In Article 1 of the amended grain law, North Korea stated it would “strictly establish a system and order in the procurement, storage, processing, distribution, sale and consumption of grain.” Regarding grain procurement, the law replaced language about “timely acquisition” with specific wording on “seamlessly organizing harvests, threshing, drying, packaging and transport.”
Completing the control framework
With the construction of grain management centers, North Korea will have completed its roadmap for strengthening centralized control through interconnected laws, policies, and physical infrastructure. North Korea established the legal foundation with its 2022 law revision, consolidated its policy direction with Kim’s 2024 order, and entered the implementation phase with grain management center construction in 2025.
Overall management of these centers will be handled by the Ministry of Grain Management, while the centers’ directors, technical heads, party secretaries and procurement managers, along with processing teams, storage teams and security teams, will operate under a management system spanning both provincial and city or county people’s committees.

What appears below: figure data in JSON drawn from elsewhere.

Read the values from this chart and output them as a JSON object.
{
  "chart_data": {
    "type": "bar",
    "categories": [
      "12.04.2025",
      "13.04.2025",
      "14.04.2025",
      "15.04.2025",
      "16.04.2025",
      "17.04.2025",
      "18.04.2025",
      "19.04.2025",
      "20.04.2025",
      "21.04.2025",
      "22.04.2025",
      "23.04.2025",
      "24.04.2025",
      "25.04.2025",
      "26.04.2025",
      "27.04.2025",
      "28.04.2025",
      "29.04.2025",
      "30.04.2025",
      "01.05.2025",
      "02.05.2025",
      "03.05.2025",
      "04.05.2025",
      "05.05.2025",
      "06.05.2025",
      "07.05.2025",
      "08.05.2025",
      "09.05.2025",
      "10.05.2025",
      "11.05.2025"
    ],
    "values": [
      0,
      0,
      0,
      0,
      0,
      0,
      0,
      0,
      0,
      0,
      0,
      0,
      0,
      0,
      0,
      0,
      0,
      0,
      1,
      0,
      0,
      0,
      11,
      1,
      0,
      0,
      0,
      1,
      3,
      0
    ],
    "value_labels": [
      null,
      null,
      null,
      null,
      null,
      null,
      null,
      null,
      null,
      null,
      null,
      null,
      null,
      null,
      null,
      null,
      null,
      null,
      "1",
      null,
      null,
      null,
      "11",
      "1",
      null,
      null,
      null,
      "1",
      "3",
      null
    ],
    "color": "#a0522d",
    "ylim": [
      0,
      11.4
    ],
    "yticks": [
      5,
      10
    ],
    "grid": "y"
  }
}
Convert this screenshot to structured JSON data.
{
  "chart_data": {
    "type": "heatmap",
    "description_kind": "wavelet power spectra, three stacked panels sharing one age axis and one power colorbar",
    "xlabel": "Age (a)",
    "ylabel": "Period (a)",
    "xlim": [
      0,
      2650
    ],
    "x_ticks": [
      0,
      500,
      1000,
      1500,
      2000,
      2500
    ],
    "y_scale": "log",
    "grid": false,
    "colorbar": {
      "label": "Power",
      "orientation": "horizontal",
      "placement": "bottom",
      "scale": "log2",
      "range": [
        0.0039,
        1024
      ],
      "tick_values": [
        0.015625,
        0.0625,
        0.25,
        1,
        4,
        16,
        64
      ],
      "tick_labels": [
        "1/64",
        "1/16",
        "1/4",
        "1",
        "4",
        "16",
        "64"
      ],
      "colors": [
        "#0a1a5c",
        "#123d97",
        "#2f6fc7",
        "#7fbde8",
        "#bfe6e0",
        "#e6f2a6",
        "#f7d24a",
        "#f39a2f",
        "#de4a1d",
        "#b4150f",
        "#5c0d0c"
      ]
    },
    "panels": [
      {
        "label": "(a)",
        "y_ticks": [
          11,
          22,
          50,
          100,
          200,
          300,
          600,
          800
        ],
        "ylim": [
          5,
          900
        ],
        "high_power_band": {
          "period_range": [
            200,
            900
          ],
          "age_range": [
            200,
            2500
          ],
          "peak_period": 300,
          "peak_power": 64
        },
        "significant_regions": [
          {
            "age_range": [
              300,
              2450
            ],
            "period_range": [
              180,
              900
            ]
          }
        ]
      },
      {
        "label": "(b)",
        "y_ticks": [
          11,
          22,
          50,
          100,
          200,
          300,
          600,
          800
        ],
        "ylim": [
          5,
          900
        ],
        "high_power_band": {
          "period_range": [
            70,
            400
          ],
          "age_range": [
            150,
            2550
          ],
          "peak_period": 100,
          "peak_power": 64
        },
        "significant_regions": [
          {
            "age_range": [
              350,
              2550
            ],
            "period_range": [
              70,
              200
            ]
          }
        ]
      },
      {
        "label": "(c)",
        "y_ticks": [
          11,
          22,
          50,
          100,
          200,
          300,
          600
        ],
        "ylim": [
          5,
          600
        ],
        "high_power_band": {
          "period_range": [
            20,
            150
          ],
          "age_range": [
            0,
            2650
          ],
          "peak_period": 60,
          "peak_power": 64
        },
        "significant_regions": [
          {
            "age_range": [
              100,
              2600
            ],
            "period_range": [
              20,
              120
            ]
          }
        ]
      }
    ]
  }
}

“The system looks comprehensive on paper, but practical problems could emerge, such as electricity shortages, lack of technical personnel and logistical deficiencies,” the source said. “The centers have the organizational structure, but they face serious risks of being less effective in reality.”
“The government promotes this project as a ‘policy for the people,’ but it remains unclear whether the state’s centralization of food distribution will lead to concrete improvements in citizens’ lives,” the source added. “If they simply restrict grain sales that were previously handled in markets, it could create negative effects such as soaring food prices due to supply shortages.”